13. The composition of claim 11, for treating diabetes, wherein said composition lowers total cholesterol (TC), lowers low-density lipoprotein (LDL) cholesterol and very low density lipoprotein (VLDL) cholesterol, raises triglycerides (TG), or combinations thereof in said animal, relative to an animal that has not been administered said composition comprising at least one isolated glyceollin.

14. The composition of claim 11, for treating obesity, wherein said composition increases the expression in said animal of genes selected from the group consisting of: ACACB; ACAT 1; ACOX1 ; AGP AT 2; AHSG; AKT1 ; AKT2; CAP1; CD36; CEBPB; CRK; DBI; EIF2B1; EIF4EBP1; FBP1; FOS; GPD1; GPAM; HADH; HRASl; ITGA7; LPL; MAP2K1; ORM1; PLIN; PRKAR2B; PTGDS; PTPN1; PTPN11; SORBS1; SREBF1; VEGFA; and combinations thereof, relative to an animal that has not been administered said composition comprising at least one isolated glyceollin.

15. The composition of claim 11, for treating obesity, wherein said composition decreases the expression in said animal of genes selected from the group consisting of: AEBP1; ARAF; CBL; CEBPA; CEBPD; CSN2; DOK2; DOK3; EIF4E; FRS3; G6PC; GCG; GCK; GPD2; GRB10; GRB2; GSK3B; IGF2; INSl; ITGA2; ITGA8; LDLR; NCK2; NOS2; NPY; PHIP; PIK3CA; PIK3R2; PPP1CA; PTPRF; RETN; SDC1; SHC3;

SLC27A4; and combinations thereof, relative to an animal that has not been

administered said composition comprising at least one isolated glyceollin.

16. A composition comprising at least one isolated glyceollin for stimulating glucose uptake in an animal in need thereof.

17. The composition of claim 16, wherein said at least one isolated glyceollin is isolated from elicited soy, and is glyceollin I, glyceollin II, glyceollin III, or combinations thereof.
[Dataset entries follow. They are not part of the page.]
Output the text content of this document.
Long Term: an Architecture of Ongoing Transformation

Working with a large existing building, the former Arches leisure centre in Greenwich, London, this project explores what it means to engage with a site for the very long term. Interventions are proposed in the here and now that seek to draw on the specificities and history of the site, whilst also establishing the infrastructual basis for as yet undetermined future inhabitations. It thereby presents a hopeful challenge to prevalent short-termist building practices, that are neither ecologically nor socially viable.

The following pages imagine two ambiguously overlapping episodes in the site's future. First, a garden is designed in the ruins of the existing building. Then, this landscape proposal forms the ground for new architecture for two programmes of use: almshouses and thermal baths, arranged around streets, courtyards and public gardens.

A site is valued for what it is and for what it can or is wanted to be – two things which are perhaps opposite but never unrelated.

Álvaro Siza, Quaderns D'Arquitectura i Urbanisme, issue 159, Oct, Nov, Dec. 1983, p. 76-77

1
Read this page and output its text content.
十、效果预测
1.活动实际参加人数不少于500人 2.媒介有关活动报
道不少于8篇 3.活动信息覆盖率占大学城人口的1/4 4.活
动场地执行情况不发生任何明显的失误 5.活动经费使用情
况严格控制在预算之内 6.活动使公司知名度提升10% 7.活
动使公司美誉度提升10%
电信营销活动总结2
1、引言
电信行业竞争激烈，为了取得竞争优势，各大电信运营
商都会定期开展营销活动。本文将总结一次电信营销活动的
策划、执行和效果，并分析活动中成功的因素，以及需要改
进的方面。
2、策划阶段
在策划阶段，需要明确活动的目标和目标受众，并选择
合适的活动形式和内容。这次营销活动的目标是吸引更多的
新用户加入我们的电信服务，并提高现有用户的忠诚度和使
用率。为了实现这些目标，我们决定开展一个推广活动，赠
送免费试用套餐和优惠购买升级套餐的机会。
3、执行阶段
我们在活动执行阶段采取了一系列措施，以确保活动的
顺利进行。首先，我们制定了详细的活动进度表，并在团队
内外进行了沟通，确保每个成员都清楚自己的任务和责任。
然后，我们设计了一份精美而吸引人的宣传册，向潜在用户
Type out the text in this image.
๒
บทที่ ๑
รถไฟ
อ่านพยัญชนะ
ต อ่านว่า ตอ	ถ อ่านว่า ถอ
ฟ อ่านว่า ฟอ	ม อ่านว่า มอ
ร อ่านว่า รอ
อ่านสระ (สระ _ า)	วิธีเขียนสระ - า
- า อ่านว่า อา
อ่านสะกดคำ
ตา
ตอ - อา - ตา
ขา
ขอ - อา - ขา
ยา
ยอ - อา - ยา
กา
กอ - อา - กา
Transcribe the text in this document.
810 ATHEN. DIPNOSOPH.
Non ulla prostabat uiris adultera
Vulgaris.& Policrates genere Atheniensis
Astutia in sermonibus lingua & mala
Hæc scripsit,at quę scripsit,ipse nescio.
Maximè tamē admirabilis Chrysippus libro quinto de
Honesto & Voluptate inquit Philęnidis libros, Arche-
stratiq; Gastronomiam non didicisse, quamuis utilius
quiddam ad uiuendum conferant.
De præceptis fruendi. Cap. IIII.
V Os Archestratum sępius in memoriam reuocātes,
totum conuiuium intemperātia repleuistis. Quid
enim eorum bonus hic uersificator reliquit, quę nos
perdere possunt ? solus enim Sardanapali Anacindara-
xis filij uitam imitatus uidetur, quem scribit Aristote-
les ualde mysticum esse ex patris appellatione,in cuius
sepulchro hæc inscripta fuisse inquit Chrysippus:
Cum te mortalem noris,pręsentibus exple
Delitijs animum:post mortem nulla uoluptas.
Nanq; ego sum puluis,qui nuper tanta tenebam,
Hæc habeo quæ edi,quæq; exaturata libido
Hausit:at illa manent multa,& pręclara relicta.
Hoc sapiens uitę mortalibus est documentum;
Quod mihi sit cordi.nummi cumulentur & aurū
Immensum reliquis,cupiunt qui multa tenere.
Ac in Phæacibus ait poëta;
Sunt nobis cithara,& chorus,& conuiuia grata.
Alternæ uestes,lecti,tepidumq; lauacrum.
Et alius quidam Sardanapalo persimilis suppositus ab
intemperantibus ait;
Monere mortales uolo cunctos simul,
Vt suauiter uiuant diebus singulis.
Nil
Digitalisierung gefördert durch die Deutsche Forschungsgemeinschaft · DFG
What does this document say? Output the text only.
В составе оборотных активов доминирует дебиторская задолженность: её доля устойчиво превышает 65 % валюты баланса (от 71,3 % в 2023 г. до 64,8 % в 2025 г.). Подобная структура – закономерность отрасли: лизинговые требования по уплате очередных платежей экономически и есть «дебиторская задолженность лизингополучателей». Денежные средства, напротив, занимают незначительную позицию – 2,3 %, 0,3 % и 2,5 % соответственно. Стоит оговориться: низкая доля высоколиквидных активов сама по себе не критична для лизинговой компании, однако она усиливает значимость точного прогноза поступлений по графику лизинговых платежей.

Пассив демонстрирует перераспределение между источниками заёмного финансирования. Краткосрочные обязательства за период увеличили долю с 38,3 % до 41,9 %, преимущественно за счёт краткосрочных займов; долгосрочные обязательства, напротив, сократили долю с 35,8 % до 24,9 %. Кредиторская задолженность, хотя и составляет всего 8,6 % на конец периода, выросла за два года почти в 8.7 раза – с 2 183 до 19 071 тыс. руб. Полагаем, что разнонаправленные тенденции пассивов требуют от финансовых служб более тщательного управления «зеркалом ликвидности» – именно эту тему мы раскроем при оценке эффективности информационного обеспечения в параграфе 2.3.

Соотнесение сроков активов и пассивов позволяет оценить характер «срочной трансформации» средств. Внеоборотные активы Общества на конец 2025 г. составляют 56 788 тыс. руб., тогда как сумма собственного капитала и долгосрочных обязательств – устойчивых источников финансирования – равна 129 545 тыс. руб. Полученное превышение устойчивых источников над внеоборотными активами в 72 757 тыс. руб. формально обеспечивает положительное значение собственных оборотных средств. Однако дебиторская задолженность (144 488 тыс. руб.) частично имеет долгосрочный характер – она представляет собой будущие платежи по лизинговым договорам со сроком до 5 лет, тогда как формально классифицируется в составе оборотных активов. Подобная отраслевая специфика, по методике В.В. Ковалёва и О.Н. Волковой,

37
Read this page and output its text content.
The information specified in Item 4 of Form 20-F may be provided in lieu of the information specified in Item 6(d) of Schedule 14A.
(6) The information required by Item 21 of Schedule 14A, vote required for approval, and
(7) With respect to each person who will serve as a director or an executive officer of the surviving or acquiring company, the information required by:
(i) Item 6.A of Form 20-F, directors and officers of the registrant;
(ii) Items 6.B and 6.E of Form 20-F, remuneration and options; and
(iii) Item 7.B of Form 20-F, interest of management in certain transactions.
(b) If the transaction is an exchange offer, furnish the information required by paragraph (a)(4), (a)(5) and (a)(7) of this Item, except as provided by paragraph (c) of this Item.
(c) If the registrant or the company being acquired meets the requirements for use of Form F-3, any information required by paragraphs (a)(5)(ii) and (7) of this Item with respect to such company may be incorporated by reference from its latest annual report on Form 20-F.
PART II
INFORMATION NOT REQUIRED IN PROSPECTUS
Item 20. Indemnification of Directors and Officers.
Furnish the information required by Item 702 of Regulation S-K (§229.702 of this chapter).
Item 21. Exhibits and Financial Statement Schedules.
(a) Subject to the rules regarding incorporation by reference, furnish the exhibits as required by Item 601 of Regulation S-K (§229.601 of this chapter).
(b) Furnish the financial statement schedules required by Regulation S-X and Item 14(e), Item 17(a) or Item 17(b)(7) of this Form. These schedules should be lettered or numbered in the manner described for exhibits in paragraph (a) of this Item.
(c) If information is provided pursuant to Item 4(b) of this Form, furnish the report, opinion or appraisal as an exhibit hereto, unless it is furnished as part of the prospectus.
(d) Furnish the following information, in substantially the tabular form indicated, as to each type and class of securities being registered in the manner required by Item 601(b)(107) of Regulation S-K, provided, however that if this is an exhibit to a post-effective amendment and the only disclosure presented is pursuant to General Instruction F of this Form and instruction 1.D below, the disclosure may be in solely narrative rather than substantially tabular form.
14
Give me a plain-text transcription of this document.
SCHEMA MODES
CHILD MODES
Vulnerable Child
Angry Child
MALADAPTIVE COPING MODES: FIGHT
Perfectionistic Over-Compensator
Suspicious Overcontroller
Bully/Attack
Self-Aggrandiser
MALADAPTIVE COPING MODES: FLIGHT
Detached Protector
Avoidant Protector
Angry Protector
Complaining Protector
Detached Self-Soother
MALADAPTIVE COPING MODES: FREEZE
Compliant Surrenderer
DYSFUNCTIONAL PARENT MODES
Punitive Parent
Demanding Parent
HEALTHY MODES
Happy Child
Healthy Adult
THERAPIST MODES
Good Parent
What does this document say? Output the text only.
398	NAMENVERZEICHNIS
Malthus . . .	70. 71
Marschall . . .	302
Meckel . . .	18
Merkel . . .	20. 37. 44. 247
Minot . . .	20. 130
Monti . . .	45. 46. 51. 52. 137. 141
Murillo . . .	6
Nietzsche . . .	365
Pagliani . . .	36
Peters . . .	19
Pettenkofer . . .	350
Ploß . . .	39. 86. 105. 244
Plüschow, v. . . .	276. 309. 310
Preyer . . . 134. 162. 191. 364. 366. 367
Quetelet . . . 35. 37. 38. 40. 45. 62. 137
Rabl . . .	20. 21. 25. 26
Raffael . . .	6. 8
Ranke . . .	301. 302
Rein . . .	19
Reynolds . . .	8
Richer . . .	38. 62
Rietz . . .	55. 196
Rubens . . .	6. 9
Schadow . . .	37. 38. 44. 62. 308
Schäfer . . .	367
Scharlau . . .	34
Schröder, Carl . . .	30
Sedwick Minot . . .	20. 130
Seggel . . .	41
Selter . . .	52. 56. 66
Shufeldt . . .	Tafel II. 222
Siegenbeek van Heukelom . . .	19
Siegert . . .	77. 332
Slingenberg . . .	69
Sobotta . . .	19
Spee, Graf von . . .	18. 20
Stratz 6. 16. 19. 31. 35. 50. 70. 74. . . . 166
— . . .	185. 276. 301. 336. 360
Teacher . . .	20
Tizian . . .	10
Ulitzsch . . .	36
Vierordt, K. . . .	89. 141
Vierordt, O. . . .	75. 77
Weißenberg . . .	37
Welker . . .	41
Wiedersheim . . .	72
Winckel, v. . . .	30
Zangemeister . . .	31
18. The composition of claim 17, wherein said at least one isolated glyceollin is provided in an amount of from about 100 nM to about 50 μΜ.

19. The composition of claim 17, wherein said at least one isolated glyceollin is provided in an amount of from about 1 mg/kg/ animal to about 100 mg/kg/ animal.

20. The composition of claim 19, wherein said composition further comprises insulin, or wherein a further composition comprising insulin for stimulating glucose uptake in an animal in need thereof is also provided.